1
votes

This is a follow-up to an earlier question of mine. Transposing Comma-delimited field

The answer I got worked for the specific case, but now I have a much larger dataset, so reading it in a datalines statement is not an option. I have a dataset similar to the one created by this process:

data MAIN;
    input ID STATUS STATE $;
cards;
123 7 AL,NC,SC,NY
456 6 AL,NC
789 7 ALL
;
run;

There are two problems here: 1: I need a separate row for each state in the STATE column 2: Notice the third observation says 'ALL'. I need to replace that with a list of the specific states, which I can get from a separate dataset (below).

data STATES;
    input STATE $;
cards;
AL
NC
SC
NY
TX
;
run;

So, here is the process I am attempting that doesn't seem to be working. First, I create a list of the STATES needed for the imputation, and a count of said states.

proc sql;
    select distinct STATE into :all_states separated by ','
    from STATES;
    select  count(distinct STATE) into :count_states
    from STATES;
quit;

Second, I try to impute that list where the 'ALL' value appears for STATE. This is where the first error appears. How can I ensure that the variable STATE is long enough for the new value? Also, how do I handle the commas?

data x_MAIN;
    set MAIN;
    if STATE='ALL' then STATE="&all_states.";
run;

Finally, I use a SCAN function to read in one state at a time. I'm also getting an error here, but I think fixing the above part may solve it.

data x_MAIN_mod;
    set x_MAIN;
    array state(&count_states.) state:;
    do i=1 to dim(state);
        state(i) = scan(STATE,i,',');
    end; 
run;

Thanks in advance for the help!

2

2 Answers

3
votes

Looks like you are almost there. Try this on the last Data Step.

data x_MAIN_mod;
    set x_MAIN;
    format out_state $2.;
    nstate = countw(state,",");
    do i=1 to nstate;
       out_state = scan(state,i,",");
       output;
    end; 
run;
2
votes

Do you have to actually have two steps like that?

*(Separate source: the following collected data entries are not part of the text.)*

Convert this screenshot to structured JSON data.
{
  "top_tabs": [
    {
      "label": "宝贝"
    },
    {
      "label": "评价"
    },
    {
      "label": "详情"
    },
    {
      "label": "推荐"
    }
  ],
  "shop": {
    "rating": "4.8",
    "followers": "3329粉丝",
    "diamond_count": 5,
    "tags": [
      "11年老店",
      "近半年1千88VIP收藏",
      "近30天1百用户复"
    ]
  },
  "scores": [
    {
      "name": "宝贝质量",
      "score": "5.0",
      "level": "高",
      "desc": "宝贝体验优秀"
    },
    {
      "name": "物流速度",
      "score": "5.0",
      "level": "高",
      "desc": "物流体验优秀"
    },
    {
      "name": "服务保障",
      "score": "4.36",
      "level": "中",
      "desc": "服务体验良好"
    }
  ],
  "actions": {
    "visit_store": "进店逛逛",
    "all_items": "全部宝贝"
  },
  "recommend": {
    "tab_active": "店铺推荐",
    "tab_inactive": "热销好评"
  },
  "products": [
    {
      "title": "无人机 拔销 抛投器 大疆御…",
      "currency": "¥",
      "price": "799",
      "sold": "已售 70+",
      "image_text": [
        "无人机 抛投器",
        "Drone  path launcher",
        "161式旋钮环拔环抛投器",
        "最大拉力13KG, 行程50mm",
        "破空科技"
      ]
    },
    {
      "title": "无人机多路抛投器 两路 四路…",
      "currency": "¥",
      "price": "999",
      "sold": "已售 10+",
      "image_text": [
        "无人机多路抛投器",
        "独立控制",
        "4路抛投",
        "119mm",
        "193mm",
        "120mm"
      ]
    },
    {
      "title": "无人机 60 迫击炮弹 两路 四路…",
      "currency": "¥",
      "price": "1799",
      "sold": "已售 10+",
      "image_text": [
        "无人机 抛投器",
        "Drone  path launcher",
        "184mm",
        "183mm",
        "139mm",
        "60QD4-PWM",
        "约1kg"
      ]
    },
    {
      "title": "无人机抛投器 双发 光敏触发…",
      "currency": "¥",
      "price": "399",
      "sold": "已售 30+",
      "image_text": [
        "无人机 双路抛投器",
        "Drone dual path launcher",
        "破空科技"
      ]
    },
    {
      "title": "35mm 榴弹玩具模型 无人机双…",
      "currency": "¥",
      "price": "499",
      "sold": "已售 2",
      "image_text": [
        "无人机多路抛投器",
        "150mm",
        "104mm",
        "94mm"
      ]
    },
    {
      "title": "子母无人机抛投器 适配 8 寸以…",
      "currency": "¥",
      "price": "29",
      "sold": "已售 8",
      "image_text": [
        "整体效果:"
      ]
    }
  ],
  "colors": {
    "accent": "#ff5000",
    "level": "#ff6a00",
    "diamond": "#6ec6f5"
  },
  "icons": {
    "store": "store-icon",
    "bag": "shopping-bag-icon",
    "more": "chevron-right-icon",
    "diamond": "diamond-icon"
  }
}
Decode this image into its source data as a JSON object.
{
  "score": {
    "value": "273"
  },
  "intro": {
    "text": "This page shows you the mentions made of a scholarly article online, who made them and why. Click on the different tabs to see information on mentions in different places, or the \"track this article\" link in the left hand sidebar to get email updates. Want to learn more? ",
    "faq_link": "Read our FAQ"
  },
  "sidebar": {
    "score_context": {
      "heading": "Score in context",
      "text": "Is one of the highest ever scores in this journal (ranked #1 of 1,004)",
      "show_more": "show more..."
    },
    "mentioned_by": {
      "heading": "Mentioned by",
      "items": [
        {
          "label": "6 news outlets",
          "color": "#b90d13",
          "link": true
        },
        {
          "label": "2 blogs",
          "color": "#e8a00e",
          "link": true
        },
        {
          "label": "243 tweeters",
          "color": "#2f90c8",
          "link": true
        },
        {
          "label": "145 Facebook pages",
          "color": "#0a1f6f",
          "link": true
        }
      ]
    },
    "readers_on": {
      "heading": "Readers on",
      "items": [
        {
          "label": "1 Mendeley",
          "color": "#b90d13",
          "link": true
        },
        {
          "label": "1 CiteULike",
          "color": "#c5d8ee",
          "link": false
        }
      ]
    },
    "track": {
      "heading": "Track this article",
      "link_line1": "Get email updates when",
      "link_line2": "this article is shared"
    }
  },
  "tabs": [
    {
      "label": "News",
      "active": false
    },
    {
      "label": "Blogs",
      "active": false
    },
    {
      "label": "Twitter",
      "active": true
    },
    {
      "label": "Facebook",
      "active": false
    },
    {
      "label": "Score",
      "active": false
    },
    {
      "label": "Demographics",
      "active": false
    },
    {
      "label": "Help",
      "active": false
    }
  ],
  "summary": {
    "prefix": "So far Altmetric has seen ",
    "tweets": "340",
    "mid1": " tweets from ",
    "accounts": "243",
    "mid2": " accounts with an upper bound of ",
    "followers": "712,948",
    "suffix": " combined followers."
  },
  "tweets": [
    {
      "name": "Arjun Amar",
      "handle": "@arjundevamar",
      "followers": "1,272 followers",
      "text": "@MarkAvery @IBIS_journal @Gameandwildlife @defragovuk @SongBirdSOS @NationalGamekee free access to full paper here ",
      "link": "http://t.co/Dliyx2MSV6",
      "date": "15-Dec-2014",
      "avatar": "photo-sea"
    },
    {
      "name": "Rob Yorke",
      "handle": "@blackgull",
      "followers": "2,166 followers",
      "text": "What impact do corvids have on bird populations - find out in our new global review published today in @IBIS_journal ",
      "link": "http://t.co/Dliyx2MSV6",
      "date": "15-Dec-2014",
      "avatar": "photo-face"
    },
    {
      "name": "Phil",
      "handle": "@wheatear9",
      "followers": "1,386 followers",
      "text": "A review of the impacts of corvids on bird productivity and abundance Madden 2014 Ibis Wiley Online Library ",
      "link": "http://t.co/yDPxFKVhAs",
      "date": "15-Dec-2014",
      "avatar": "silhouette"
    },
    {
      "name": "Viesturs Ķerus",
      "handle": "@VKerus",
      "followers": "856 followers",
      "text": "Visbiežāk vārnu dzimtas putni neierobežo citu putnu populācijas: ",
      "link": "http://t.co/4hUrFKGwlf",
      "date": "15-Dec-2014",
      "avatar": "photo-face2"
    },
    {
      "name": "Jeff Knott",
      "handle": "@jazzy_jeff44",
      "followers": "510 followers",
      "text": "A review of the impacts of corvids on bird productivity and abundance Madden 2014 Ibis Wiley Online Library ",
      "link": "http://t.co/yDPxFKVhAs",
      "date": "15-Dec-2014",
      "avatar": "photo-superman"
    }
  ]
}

You can use a 'big number' in a temporary variable and not have much effect on things, if you don't have the intermediate dataset.

data x_MAIN;
    length state_temp $150;
    set MAIN;
    if STATE='ALL' then STATE_temp="&all_states.";
    else STATE_temp=STATE;
    array state(&count_states.) state:;
    do i=1 to dim(state);
        state(i) = scan(STATE,i,',');
    end; 
    drop STATE_temp;
run;

If you actually do need the STATE, then honestly I'd go with the big number (=50*3, so not all that big) and then add OPTIONS COMPRESS=CHAR; which will (give or take) turn your CHAR fields into VARCHAR (at the cost of a tiny bit of CPU time, but usually far less than the disk read/write time saved).